The game in truth failed to live up to its top of the table billing. An over fussy referee tried his best to antagonise the players, managers and fans alike with some strange decisions and a pitch that made playing the ball on the ground impossible but few can argue with the result in the end. Hornchurch were the stronger team in the second period and before they had scored the only goal, hit the bar with a well taken free kick.
Billericay had been likened to Stoke City simply because they have someone who can hurl the ball in from the touchline. Sam Berry’s talents were used whenever there was an opportunity in the game and once or twice his throws caused chaos in the Hornchurch area and the odd controversial moment when the referee automatically penalised the home side irrespective of the outcome of the throw.
Both teams are strong, well organised and that seemed to cancel out their attacking threat. As someone had said to me prior to the game “It won’t be one for the purists” and it certainly wasn’t. Glen Poole had the best chance of the first half for the home side but his shot was well saved by a confident, if bruised Hornchurch keeper, Joe Woolley.
In the second half the momentum swung to the visitors and on the hour they got their goal. Michael Spencer was sent away down the wing and his cross was met by Tommy Black. His first effort was somehow scrambled off the line but he followed up and turned the ball home.
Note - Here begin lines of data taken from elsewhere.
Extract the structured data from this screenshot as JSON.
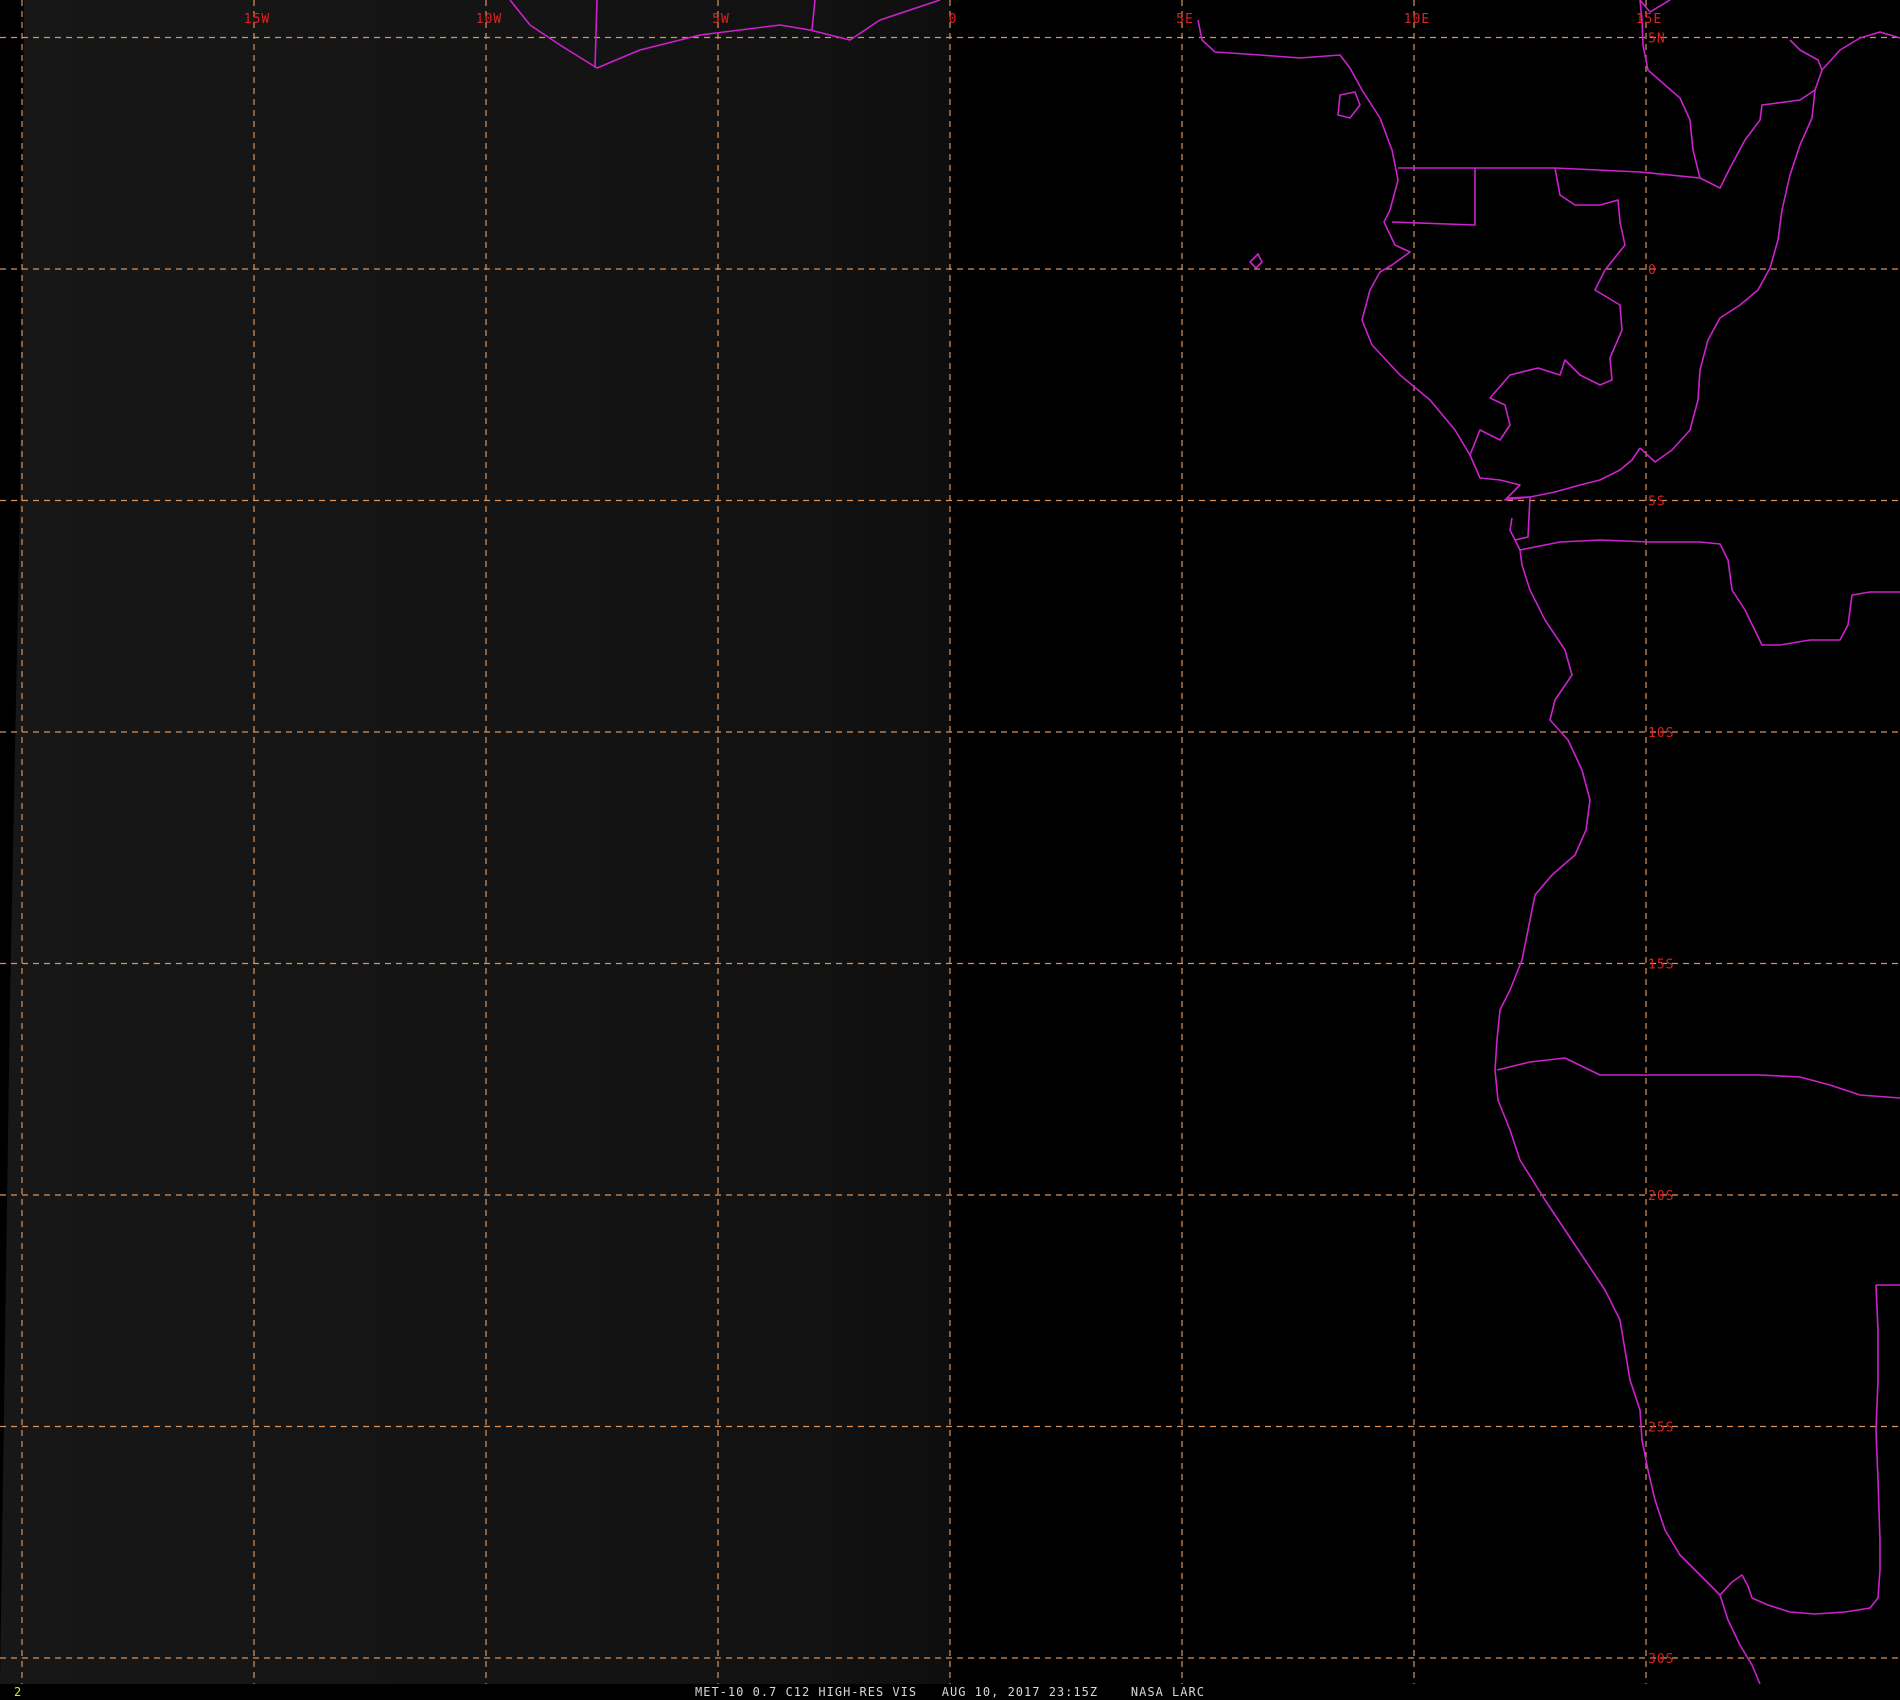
{
  "colors": {
    "background": "#000000",
    "disk_haze": "#141414",
    "grid": "#d9925a",
    "coastline": "#cc22cc",
    "coord_label": "#dd2222",
    "frame_number": "#e6e600",
    "caption": "#d8d8d8"
  },
  "map": {
    "projection": "satellite-view",
    "longitude_range": [
      -20,
      20
    ],
    "latitude_range": [
      -30,
      5
    ],
    "longitude_labels": [
      {
        "lon": -15,
        "text": "15W"
      },
      {
        "lon": -10,
        "text": "10W"
      },
      {
        "lon": -5,
        "text": "5W"
      },
      {
        "lon": 0,
        "text": "0"
      },
      {
        "lon": 5,
        "text": "5E"
      },
      {
        "lon": 10,
        "text": "10E"
      },
      {
        "lon": 15,
        "text": "15E"
      }
    ],
    "latitude_labels": [
      {
        "lat": 5,
        "text": "5N"
      },
      {
        "lat": 0,
        "text": "0"
      },
      {
        "lat": -5,
        "text": "5S"
      },
      {
        "lat": -10,
        "text": "10S"
      },
      {
        "lat": -15,
        "text": "15S"
      },
      {
        "lat": -20,
        "text": "20S"
      },
      {
        "lat": -25,
        "text": "25S"
      },
      {
        "lat": -30,
        "text": "30S"
      }
    ]
  },
  "status": {
    "frame_number": "2",
    "caption": "MET-10 0.7 C12 HIGH-RES VIS   AUG 10, 2017 23:15Z    NASA LARC"
  }
}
With time running out, Billericay pushed forward, first putting one centre back up front, and then another. Finally, keeper Dale Brightly was added to the attack. However, from one set piece Hornchurch broke quickly and with the goal empty. Hunt shaped to shoot from the half way line but was brought down by a Billericay player. Technically he was the last man, even though he was in the Hornchurch half. The referee decided to give a yellow in one of those decisions that nobody will ever agree on.
Three points to Hornchurch gave them their ninth consecutive win and lifted them up into third, above Lewes and mean that the top four in the Ryman Premier are now separated by just four points. As Glenn Frey once said – “The Heat is On”.